If data is a constant flow of rich information, it can be the equivalent of a satnav in negotiating the market
In its recent paper, Big Data and AI Strategies: Machine-Learning and Alternative Data Approach to Investing, investment bank J.P. Morgan noted that new datasets are often larger in volume, with greater velocity and variability compared with traditional datasets such as daily stock prices.
Among the alternative datasets it noted were being used to guide investments, it included data generated by individuals in social media posts, product reviews, search trends and so on; data generated by business processes; and data generated by sensors.
If data is a constant flow of rich information, it can be the equivalent of a satnav in negotiating the market. Yet in many cases, that data is more akin to the cat’s eyes in the road, with a sparse and unreliable distribution, not complete enough to base a decision on.
In those instances, firms may need to go out and search for data sources that can be used to piece a more complete picture together. AXA Investment Managers has done just that, developing its own tools in-house to support traders and clients, by aggregating fixed-income market data.
Paul Squires, global head of trading and securities financing at AXA Investment Managers, says: “We wanted to create an environment where the data that our trading counterparts provided us was made meaningful beyond the normal market interaction. We wanted to incentivise them to give us data that we would then respond to, to cultivate a better dialogue.”
Currencies and many stocks trade frequently, but bonds trade more infrequently, making it harder to find accurate price information, and where they can be sourced or sold. Combining the use of multiple data sources with human trading skills can provide a real advantage in trading at the right price and executing a deal optimally.
“Data is a key differentiator in your ability to trade a bond at the right level, but if you were only looking at the data, you would hit a lot of problems,” says Mr Squires. “Frankly there is no price discovery until you ask a counterpart to make you a price, so having a pre-trade picture of where a price should be is only part of the price discovery process. Picking up the phone and getting a firm price to trade at is another.”
There are also limits to existing datasets as Mr Squires notes that any market stress situation can make data meaningless. “For bonds, in particular, if you have, for example, five million to sell and no one wants to buy them, there is no price – it’s as simple as that,” he says.
Data is not only a technology play, although investing in the technology to analyse it is fundamental. Whether a retail bank, an investment bank or a fund manager, firms that excel are able to embed the idea of data as an asset in their business. This ensures data is constantly sought and gathered in such a way that it retains its value.
“It is less a technical issue and definitely more a cultural issue,” says Matthias Kröner, co-founder and chief executive of German digital bank Fidor. “It’s a matter of attitude what you want to do it with it.
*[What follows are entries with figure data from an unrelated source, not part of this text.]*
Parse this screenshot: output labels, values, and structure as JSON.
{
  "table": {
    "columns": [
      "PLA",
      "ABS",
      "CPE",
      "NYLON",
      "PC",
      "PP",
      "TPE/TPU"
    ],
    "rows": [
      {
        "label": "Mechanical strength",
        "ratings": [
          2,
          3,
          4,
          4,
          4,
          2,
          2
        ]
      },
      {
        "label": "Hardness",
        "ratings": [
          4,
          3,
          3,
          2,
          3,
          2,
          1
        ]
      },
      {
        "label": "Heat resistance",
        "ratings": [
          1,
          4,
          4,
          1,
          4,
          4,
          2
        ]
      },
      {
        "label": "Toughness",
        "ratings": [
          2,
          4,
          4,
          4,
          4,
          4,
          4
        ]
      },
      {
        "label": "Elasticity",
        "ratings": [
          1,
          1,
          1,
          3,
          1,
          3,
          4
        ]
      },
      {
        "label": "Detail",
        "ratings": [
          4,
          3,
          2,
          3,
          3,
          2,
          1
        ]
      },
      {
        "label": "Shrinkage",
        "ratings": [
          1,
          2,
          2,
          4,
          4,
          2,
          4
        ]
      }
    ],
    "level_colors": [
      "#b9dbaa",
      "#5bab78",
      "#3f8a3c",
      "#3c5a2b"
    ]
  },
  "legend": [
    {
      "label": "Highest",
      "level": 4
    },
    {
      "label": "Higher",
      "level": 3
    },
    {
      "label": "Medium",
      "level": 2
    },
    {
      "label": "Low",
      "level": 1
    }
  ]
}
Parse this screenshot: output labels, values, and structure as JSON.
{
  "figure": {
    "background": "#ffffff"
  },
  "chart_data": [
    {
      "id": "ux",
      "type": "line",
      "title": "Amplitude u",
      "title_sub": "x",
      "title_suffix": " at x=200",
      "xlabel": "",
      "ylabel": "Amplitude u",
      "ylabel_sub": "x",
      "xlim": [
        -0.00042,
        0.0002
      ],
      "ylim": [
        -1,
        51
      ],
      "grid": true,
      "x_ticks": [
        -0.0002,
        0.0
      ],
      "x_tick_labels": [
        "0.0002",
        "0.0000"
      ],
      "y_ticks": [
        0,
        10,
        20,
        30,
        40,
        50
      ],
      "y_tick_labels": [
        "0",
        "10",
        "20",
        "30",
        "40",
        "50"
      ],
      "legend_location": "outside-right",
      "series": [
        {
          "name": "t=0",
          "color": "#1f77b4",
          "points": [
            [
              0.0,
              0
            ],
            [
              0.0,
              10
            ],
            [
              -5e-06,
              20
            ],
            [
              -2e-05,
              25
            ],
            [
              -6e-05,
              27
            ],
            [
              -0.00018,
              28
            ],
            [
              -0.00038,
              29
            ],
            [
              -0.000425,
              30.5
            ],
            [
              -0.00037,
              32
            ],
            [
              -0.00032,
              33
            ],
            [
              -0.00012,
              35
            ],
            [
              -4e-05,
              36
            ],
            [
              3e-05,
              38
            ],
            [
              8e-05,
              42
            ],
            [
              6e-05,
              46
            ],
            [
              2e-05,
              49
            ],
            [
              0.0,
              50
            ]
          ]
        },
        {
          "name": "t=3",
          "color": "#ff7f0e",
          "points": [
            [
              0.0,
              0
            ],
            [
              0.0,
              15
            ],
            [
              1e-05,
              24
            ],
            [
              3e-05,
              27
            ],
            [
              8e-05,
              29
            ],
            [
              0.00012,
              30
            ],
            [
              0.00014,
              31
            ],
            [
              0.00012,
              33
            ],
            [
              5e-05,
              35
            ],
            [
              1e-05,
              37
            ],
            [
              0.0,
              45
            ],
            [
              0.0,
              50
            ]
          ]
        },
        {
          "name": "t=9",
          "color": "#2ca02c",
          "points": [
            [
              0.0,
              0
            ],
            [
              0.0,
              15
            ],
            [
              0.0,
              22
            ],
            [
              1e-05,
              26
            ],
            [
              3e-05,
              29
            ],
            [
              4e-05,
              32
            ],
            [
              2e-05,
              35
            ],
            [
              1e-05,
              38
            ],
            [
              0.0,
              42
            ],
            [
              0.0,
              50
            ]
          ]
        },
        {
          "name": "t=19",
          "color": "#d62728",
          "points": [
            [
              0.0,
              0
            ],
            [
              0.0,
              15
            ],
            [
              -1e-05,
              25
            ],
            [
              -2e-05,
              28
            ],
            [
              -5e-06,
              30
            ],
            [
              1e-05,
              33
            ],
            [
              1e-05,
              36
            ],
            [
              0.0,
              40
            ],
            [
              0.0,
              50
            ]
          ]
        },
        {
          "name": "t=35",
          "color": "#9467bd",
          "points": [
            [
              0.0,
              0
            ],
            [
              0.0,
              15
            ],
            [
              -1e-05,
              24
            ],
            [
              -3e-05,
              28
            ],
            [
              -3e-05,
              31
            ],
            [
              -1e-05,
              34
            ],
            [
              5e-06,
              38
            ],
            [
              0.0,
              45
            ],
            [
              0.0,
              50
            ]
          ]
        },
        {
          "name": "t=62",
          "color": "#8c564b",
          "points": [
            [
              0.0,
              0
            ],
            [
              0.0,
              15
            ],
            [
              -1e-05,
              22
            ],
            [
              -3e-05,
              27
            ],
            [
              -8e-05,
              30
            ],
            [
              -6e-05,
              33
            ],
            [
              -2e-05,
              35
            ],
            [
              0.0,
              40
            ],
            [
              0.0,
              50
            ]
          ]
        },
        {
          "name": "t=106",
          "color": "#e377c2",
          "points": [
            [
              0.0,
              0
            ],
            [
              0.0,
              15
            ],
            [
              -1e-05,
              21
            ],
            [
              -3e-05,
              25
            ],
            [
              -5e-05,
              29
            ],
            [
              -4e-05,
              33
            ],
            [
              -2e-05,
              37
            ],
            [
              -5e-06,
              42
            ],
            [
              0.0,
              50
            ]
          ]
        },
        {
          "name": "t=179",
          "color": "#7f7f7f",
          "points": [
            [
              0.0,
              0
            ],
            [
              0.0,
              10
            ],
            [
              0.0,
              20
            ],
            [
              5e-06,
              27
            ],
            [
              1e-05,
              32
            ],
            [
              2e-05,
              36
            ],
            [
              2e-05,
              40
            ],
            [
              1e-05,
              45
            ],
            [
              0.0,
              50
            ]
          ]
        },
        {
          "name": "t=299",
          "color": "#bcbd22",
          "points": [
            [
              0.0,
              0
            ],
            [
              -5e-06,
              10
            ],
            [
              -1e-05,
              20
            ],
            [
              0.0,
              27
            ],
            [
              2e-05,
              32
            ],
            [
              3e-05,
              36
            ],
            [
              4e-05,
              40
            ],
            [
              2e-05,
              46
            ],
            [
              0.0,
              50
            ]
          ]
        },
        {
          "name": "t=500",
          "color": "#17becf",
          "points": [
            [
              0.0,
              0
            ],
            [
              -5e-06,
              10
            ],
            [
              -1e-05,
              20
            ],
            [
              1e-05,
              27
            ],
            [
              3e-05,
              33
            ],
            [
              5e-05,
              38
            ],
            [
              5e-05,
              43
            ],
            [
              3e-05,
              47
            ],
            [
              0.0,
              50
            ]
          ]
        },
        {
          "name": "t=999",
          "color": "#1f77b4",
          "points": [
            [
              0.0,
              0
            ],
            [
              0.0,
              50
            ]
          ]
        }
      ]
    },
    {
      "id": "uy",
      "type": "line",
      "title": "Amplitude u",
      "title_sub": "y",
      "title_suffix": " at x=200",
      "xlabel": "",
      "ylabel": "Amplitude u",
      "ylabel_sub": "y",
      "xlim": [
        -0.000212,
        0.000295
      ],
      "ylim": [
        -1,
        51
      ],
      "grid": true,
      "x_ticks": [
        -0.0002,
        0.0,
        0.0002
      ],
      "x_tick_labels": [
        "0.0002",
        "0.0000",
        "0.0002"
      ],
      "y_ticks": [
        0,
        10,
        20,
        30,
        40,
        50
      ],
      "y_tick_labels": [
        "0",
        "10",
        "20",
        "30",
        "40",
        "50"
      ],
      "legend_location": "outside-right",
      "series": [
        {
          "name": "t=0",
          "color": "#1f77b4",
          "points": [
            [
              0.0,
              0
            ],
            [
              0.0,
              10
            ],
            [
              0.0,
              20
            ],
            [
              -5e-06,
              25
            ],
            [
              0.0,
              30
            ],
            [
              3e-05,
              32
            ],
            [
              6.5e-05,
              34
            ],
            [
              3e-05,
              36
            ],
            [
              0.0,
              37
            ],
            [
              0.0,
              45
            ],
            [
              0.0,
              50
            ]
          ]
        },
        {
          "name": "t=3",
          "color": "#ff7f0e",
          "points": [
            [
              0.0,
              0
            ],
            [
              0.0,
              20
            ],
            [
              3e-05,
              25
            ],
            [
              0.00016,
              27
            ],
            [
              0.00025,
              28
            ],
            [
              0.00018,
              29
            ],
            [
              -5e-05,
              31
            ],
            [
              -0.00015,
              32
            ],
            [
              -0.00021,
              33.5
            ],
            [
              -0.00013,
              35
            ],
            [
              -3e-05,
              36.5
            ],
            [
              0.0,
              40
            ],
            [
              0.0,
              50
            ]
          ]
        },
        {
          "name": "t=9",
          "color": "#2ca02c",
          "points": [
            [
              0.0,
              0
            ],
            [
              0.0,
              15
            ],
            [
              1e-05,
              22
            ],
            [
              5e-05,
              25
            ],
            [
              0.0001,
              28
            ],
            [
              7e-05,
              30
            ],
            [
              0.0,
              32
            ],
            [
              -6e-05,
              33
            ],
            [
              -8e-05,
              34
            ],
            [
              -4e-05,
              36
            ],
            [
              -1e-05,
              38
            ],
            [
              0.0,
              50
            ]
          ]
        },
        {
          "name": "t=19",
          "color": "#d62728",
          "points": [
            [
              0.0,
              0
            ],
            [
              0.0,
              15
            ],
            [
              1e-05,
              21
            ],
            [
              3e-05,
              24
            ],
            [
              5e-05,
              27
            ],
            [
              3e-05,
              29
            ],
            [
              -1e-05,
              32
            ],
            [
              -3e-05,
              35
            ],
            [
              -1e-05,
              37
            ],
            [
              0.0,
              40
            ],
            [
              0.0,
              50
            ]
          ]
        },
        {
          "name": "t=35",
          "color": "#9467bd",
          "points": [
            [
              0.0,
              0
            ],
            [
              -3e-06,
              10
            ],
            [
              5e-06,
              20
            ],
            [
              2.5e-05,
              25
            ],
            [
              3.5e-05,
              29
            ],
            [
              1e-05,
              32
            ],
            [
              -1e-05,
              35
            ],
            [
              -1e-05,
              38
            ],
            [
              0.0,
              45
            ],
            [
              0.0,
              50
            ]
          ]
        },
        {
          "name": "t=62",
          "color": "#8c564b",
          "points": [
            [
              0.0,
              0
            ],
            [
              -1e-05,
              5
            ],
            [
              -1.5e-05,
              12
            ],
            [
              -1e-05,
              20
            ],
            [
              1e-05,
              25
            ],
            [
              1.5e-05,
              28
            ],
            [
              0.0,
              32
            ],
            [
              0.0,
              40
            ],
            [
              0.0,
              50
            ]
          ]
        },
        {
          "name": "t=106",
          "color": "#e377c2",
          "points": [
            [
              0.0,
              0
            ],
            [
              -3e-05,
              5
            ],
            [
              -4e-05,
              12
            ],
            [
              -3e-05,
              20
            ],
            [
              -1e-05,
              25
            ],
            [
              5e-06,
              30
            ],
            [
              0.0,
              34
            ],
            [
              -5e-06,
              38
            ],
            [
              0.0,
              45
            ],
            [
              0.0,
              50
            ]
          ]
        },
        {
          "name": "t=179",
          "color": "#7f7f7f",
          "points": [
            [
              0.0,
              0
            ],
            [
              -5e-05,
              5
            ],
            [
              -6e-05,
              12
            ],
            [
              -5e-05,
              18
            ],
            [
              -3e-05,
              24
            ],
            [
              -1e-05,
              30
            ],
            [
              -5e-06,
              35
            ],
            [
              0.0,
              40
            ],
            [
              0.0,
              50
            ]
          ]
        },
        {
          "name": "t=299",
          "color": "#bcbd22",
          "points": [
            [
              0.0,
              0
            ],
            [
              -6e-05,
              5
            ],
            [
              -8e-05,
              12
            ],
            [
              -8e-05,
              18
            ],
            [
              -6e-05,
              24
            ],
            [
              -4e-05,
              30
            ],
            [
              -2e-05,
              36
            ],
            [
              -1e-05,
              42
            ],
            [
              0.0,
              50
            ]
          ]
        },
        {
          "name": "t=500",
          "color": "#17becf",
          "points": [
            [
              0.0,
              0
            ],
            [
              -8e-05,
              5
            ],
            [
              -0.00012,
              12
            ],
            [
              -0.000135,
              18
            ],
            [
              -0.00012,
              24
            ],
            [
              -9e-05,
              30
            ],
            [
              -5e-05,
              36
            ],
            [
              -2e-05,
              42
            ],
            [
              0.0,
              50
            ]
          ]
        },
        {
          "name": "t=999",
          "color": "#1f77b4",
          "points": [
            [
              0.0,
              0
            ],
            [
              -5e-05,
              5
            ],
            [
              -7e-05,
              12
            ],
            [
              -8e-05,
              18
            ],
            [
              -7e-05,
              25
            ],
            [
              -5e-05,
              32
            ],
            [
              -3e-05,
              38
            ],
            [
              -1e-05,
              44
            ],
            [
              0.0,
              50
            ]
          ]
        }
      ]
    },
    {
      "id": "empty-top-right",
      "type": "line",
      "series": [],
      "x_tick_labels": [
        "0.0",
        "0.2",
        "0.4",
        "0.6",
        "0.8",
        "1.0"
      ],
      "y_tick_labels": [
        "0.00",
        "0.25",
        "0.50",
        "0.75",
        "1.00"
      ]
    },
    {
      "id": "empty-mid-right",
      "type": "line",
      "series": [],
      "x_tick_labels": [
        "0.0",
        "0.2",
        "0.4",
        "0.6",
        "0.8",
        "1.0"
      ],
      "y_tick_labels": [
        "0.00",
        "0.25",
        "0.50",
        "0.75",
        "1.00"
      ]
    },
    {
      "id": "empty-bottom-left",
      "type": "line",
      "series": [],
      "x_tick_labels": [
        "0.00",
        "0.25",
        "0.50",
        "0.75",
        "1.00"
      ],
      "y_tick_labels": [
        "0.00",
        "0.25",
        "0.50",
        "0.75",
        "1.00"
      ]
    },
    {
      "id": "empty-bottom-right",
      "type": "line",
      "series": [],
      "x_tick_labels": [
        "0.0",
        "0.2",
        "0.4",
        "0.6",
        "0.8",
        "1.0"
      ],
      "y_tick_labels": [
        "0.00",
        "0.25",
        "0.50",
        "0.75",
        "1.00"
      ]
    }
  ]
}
I can use data in the sense of managing people on the one hand, but on the other, I can use it so my customers can access data easily and get the outcome of data algorithms easily in a way that is actually helpful for their financial life.”
As technology evolves, what can be considered useful data is changing. Analysis of graphics and written word as unstructured data, as opposed to the structured rows and columns of figures held in databases, is creating new opportunities. Satellite photography and Twitter feeds are all supporting trading ideas.
“It’s all about unstructured data; finding data, cleaning it, putting it into some kind of analytical framework from which the PhDs can then make heads or tails of,” says Mr Kellermann. “There is still some scepticism whether or not that really adds value; a lot of the social media data, people have two views on. Sentiment has an impact, but closer to an event. So this sort of data is a very sophisticated animal and you have to understand multiple dimensions of it to evaluate its true value.”